Er fuhr heim und fragte sich, was der nächste Morgen bringen würde. In der Küche aß er einen Teller Suppe, während im Fernsehen die Nachrichten liefen. Er sah sich selber auf der Mattscheibe, hörte Berichte über seine Vergangenheit beim Secret Service einschließlich seines unehrenhaften Abgangs, über seine Karriere als Anwalt in Wrightsburg sowie ein Sammelsurium an Spekulationen über den Tod von Howard Jennings. Er schaltete das Fernsehgerät aus und versuchte sich auf die mitgebrachte Arbeit zu konzentrieren, was ihm jedoch nicht gelang. Immer wieder schweiften seine Gedanken ab. Am Ende saß er in seinem gemütlichen Arbeitszimmer, umgeben von seiner ihm so vertrauten juristischen Fachliteratur und langweiligen Dokumenten, und starrte Löcher in die Luft. Doch plötzlich fuhr er ruckartig aus seinen Grübeleien auf.
Er schlüpfte in Shorts und Sweater, griff sich eine Flasche Rotwein und einen Plastikbecher, stieg die Treppe hinunter, die zu dem überdachten Bootsschuppen hinter dem Haus führte, und bestieg sein Jet-Boot, das dort neben seinem Segelboot und seiner Sea-Doo, einer Art Wassermotorrad, untergebracht war. Außerdem besaß er ein Kajak und einen Kanadier. Der knapp einen Kilometer breite und etwa 13 Kilometer lange See mit seinen vielen Engstellen und Buchten war ein beliebtes Freizeitparadies für Wassersportler und Fischer. In seinen Tiefen tummelten sich Sonnenbarsche, Gestreifte Seebarsche und Katfische.

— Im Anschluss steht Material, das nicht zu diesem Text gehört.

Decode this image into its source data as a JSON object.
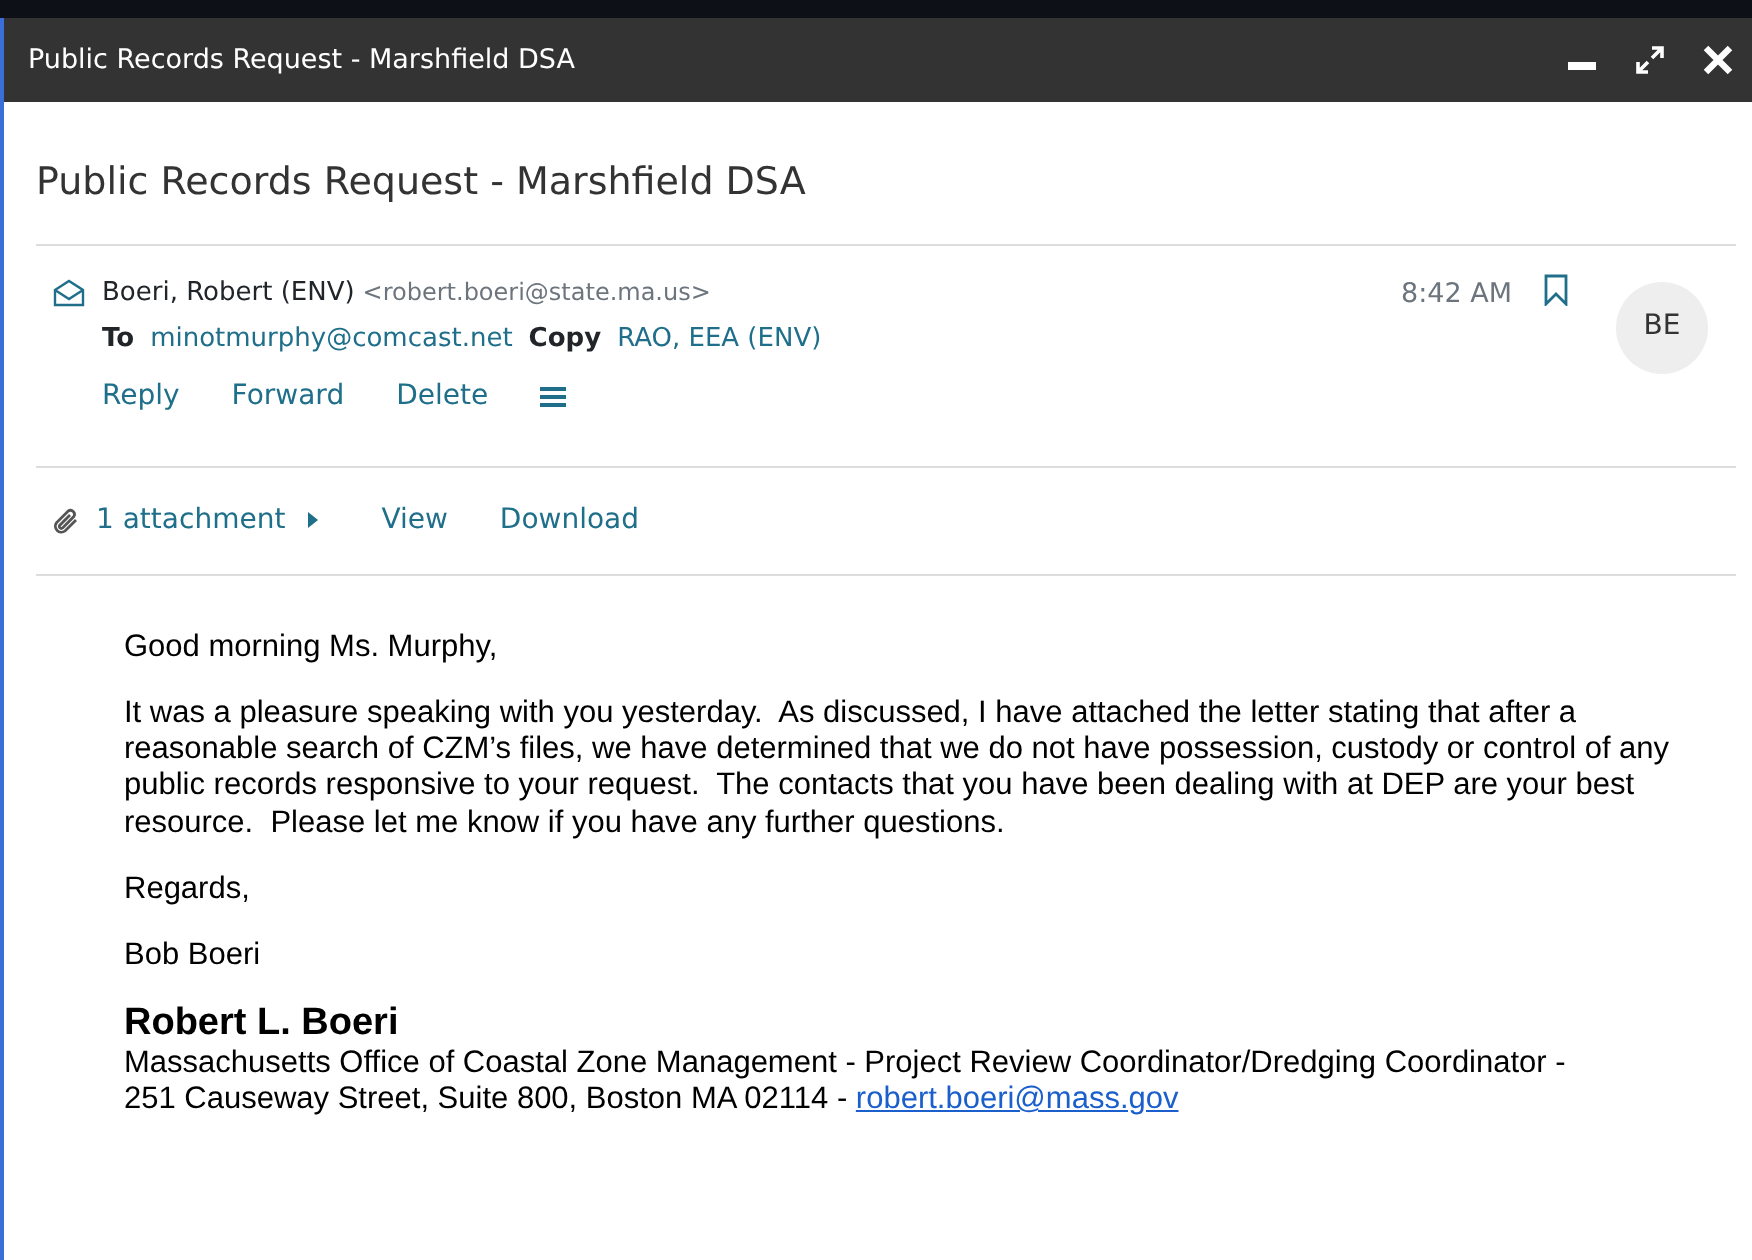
{
  "window": {
    "title": "Public Records Request - Marshfield DSA"
  },
  "subject": "Public Records Request - Marshfield DSA",
  "message": {
    "sender_name": "Boeri, Robert (ENV)",
    "sender_email": "<robert.boeri@state.ma.us>",
    "read": true,
    "to_label": "To",
    "to": "minotmurphy@comcast.net",
    "copy_label": "Copy",
    "copy": "RAO, EEA (ENV)",
    "time": "8:42 AM",
    "flagged": false,
    "avatar": "BE",
    "actions": [
      "Reply",
      "Forward",
      "Delete"
    ]
  },
  "attachments": {
    "count": "1 attachment",
    "expanded": false,
    "actions": [
      "View",
      "Download"
    ]
  },
  "body": {
    "paragraphs": [
      "Good morning Ms. Murphy,",
      "It was a pleasure speaking with you yesterday.  As discussed, I have attached the letter stating that after a reasonable search of CZM’s files, we have determined that we do not have possession, custody or control of any public records responsive to your request.  The contacts that you have been dealing with at DEP are your best resource.  Please let me know if you have any further questions.",
      "Regards,",
      "Bob Boeri"
    ],
    "signature": {
      "name": "Robert L. Boeri",
      "line1": "Massachusetts Office of Coastal Zone Management - Project Review Coordinator/Dredging Coordinator -",
      "line2": "251 Causeway Street, Suite 800, Boston MA 02114 - ",
      "email": "robert.boeri@mass.gov"
    }
  }
}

Inzwischen war jedoch der Sommer vorüber, und die Saisongäste waren längst abgereist. Kings Boote befanden sich auf elektrischen Hebebühnen. Er ließ das Jet-Boot zu Wasser, stellte den Motor an und drehte die Lichter auf. Dann gab er Gas und fuhr ungefähr drei Kilometer weit hinaus. Dabei sog er die frische Luft ein und ließ die kühle Brise über sich hinwegstreichen. In einer menschenleeren Bucht stellte er den Motor ab, ankerte, schenkte sich einen Becher Rotwein ein und dachte über seine Zukunft nach, die auf einmal wieder alles andere als rosig aussah.
Eines stand fest: Wenn sich die Nachricht verbreitete, dass eine vom WITSEC-Zeugenschutzprogramm betreute Person in seiner Anwaltskanzlei ermordet worden war, würde er wiederum landesweit in den Schlagzeilen stehen. King hatte einen Horror davor. Beim letzten Mal hatte ein Revolverblatt behauptet, eine Gruppe gewalttätiger Politradikaler habe ihn bestochen, bei dem Attentat auf Clyde Ritter im entscheidenden Augenblick mal kurz wegzuschauen. Immerhin, es gab in Amerika Gesetze gegen Verleumdung und üble Nachrede, und mit denen war nicht zu spaßen: Er hatte sich juristisch zur Wehr gesetzt und einen erklecklichen Schadensersatz erstritten. Das Geld war ihm beim Hausbau sowie beim beruflichen und persönlichen Neuanfang sehr zupass gekommen. Die Rufschädigung hatte es allerdings niemals wett machen können – wie wäre das auch möglich gewesen?